To take many things for granted or because “they are like that”. The couple is a space of growth that many times is neglected and wraps itself in automatic and repeated patterns of behaviors that although they do not satisfy us, we find ourselves unable to change.

The so-called “monotony”, is neither more nor less than just this, to repeat and repeat, to make us comfortable in the automation of behaviors, to lose the perspective of change both of the individual in himself, as of the other or the set of both.

Drowning out comments, desires, ideas or alternatives because of…laziness, “not having an affair”, not wanting to risk change. The couple, as a common entity, also enters into comfort zones that can put them at risk.

And in what cases is it known almost from the outset that there is no point in doing couples’ therapy?

When both or one of the members are stuck in situations that they are reluctant to leave for fear of going beyond that “comfort zone” we talked about earlier, either personally or as a couple.
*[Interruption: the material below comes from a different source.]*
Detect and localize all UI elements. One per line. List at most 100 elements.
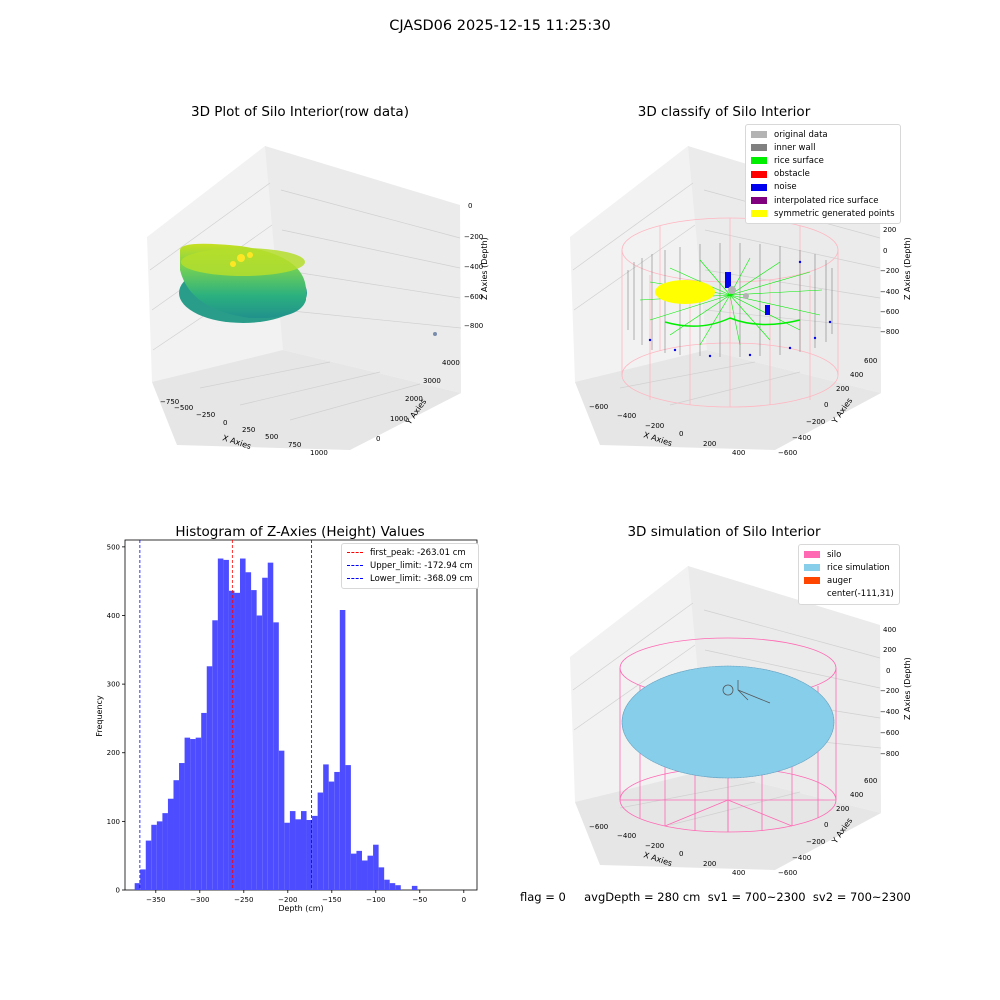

When you fall right into “blaming” the other, when you expect changes to come from the other, the problems lie with the other, when we make ourselves exclusively guilty, why not, too.

When disrespect has reached important points or the principles of that couple have been betrayed and this is not contemplated by one of the two. These situations are complex, but not always, they will only become incapacitating to face a couple’s therapy if both or one of the members of the couple, gets stuck in them and does not manage to get out of their loop.

Of course, something that invalidates couples therapy as such, not therapeutic intervention, is violence. It is true that starting a couple’s therapy when there is physical violence by one of the partners is not very common, starting it when the violence is psychological or is done by both partners, is not so uncommon. The psychological intervention in these cases, not from the couple therapy, but it is beneficial to generate a change that ends the risk situation.

In cases where a marriage or engagement ends, having gone to couples’ therapy, is this considered a failure?

When we start a couple therapy, we always do it with expectations of “healing” the situation, seen from this angle, the break can be a way to heal the situation, permanently or temporarily.

The success is not always in the maintenance, it could be that it is in the peaceful break, generated from the respect and not traumatic, both for the couple and for the affected family members, although here we would be extrapolating to the family therapy.

There may be a situation where one or even both of the members are pulling out of an already very chronic situation in which there is only room for improvement and disengagement since the separation. As I explained in the previous questions, tackling the situation as soon as possible and being able to be flexible and generate new scenarios from respect, is the key to making the break-up not the only possible situation.

What challenges do psychologists dedicated to couples therapy face?

One of them is the one reflected in the previous question, not to see therapy as a danger, as an attack on our preponderance or as a danger of rupture. To make people aware that this is just another tool, developed to be used when necessary, so we won’t wait so long to ask for help.

As in any complicated situation, help should be given as soon as possible; this will be an indicator of the chances of reaching the proposed goal of improvement in couples therapy.